Note that numpy may not use BLAS (this was done though as to avoid any hard dependencies on 3rd party libraries). I am not sure what you mean by putting the FLOP count below what's required. BLAS will still need O(N^3) operations for a NxN matrix multiplications, whether they are optimized or not. The biggest difference between libraries is usually in clever data organization/passing to use the cpu cache as efficiently as possible (memory throughput is usually the bottleneck until your data don't fit in RAM).
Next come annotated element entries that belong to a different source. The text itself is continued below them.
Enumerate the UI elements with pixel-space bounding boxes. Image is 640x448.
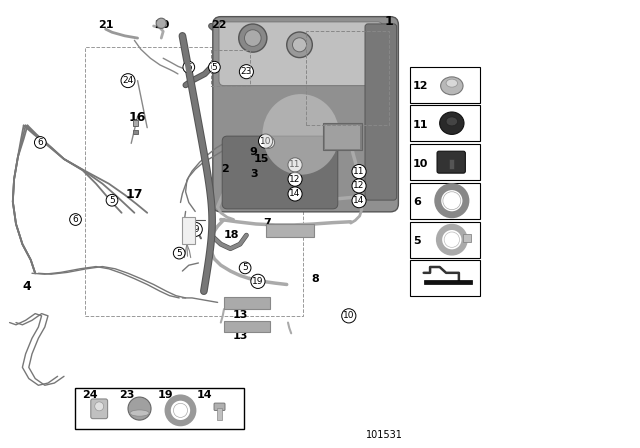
FancyBboxPatch shape — [212, 17, 398, 212]
Text: 19: 19 — [157, 390, 173, 400]
Text: 101531: 101531 — [365, 431, 403, 440]
Text: 5: 5 — [186, 63, 191, 72]
Bar — [410, 105, 480, 141]
FancyBboxPatch shape — [437, 151, 465, 173]
Text: 17: 17 — [125, 188, 143, 201]
Text: 10: 10 — [413, 159, 428, 168]
Text: 6: 6 — [73, 215, 78, 224]
Bar — [410, 144, 480, 180]
FancyBboxPatch shape — [365, 24, 397, 200]
Text: 24: 24 — [122, 76, 134, 85]
Ellipse shape — [446, 117, 458, 126]
Text: 6: 6 — [413, 198, 420, 207]
Bar — [325, 125, 360, 149]
Text: 11: 11 — [413, 120, 428, 129]
Text: 11: 11 — [353, 167, 365, 176]
Circle shape — [443, 192, 461, 210]
Bar — [449, 159, 454, 169]
Bar — [133, 130, 138, 134]
Circle shape — [95, 402, 104, 411]
Text: 20: 20 — [154, 20, 170, 30]
Text: 5: 5 — [109, 196, 115, 205]
Text: 3: 3 — [250, 169, 258, 179]
Text: 8: 8 — [311, 274, 319, 284]
Ellipse shape — [440, 112, 464, 134]
Circle shape — [239, 24, 267, 52]
Bar — [424, 280, 472, 284]
Circle shape — [173, 403, 188, 418]
Text: 21: 21 — [98, 20, 113, 30]
Bar — [75, 388, 244, 429]
Text: 4: 4 — [22, 280, 31, 293]
Text: 12: 12 — [413, 81, 428, 91]
Circle shape — [444, 232, 460, 247]
Text: 19: 19 — [252, 277, 264, 286]
Bar — [182, 217, 195, 244]
Text: 5: 5 — [266, 138, 271, 147]
Bar — [85, 47, 303, 316]
Ellipse shape — [130, 410, 149, 416]
Text: 19: 19 — [189, 225, 201, 234]
FancyBboxPatch shape — [91, 399, 108, 418]
Bar — [410, 67, 480, 103]
Ellipse shape — [262, 94, 339, 175]
Text: 23: 23 — [119, 390, 134, 400]
Text: 22: 22 — [211, 20, 227, 30]
Text: 5: 5 — [413, 237, 420, 246]
Text: 7: 7 — [264, 218, 271, 228]
Text: 9: 9 — [250, 147, 257, 157]
Bar — [306, 31, 389, 125]
Text: 13: 13 — [233, 310, 248, 320]
Bar — [266, 224, 314, 237]
Text: 16: 16 — [129, 111, 147, 124]
Bar — [410, 183, 480, 219]
Bar — [323, 123, 362, 150]
Text: 12: 12 — [289, 175, 301, 184]
Text: 14: 14 — [353, 196, 365, 205]
Text: 12: 12 — [353, 181, 365, 190]
Text: 10: 10 — [260, 137, 271, 146]
Bar — [133, 120, 138, 126]
Ellipse shape — [440, 77, 463, 95]
Circle shape — [292, 38, 307, 52]
Text: 13: 13 — [233, 331, 248, 341]
Text: 1: 1 — [385, 15, 394, 28]
Bar — [463, 234, 471, 242]
Bar — [410, 222, 480, 258]
Bar — [410, 260, 480, 296]
Circle shape — [244, 30, 261, 47]
Text: 5: 5 — [243, 263, 248, 272]
Ellipse shape — [446, 79, 458, 87]
FancyBboxPatch shape — [219, 22, 383, 86]
Bar — [224, 321, 270, 332]
Text: 5: 5 — [177, 249, 182, 258]
FancyBboxPatch shape — [214, 403, 225, 410]
Text: 15: 15 — [253, 154, 269, 164]
Circle shape — [128, 397, 151, 420]
Bar — [217, 408, 222, 420]
Bar — [211, 50, 250, 86]
Text: 6: 6 — [38, 138, 43, 147]
Text: 14: 14 — [197, 390, 212, 400]
FancyBboxPatch shape — [222, 136, 338, 209]
Text: 11: 11 — [289, 160, 301, 169]
Bar — [224, 297, 270, 309]
Text: 18: 18 — [224, 230, 239, 240]
Text: 2: 2 — [221, 164, 229, 174]
Text: 24: 24 — [82, 390, 97, 400]
Circle shape — [287, 32, 312, 58]
Text: 10: 10 — [343, 311, 355, 320]
Text: 23: 23 — [241, 67, 252, 76]
Text: 14: 14 — [289, 190, 301, 198]
Text: 5: 5 — [212, 63, 217, 72]
Circle shape — [156, 18, 166, 28]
You can easily gain one order of magnitude using MKL compared to a naive implementation in C (that you should never, ever do, BTW).

1 comments

> BLAS will still need O(N^3) operations for a NxN matrix multiplications, whether they are optimized or not.

Why wouldn't they use an algorithm that is better than O(N^3)?

Two reasons: first, the matrix multiply algorithms with exponents less than three do not have the same numerical stability properties, which can introduce subtle bugs into software that was developed with the expectation of a "usual" O(n^3) multiplication being used. This makes it unsuitable for use in a general-purpose library.

Second, although algorithms with smaller exponents exist, there is more to high-performance than asymptotic complexity. In particular, the constant factors associated with these "fast" algorithms are typically large enough that there is no benefit to using them for "reasonable" matrix sizes.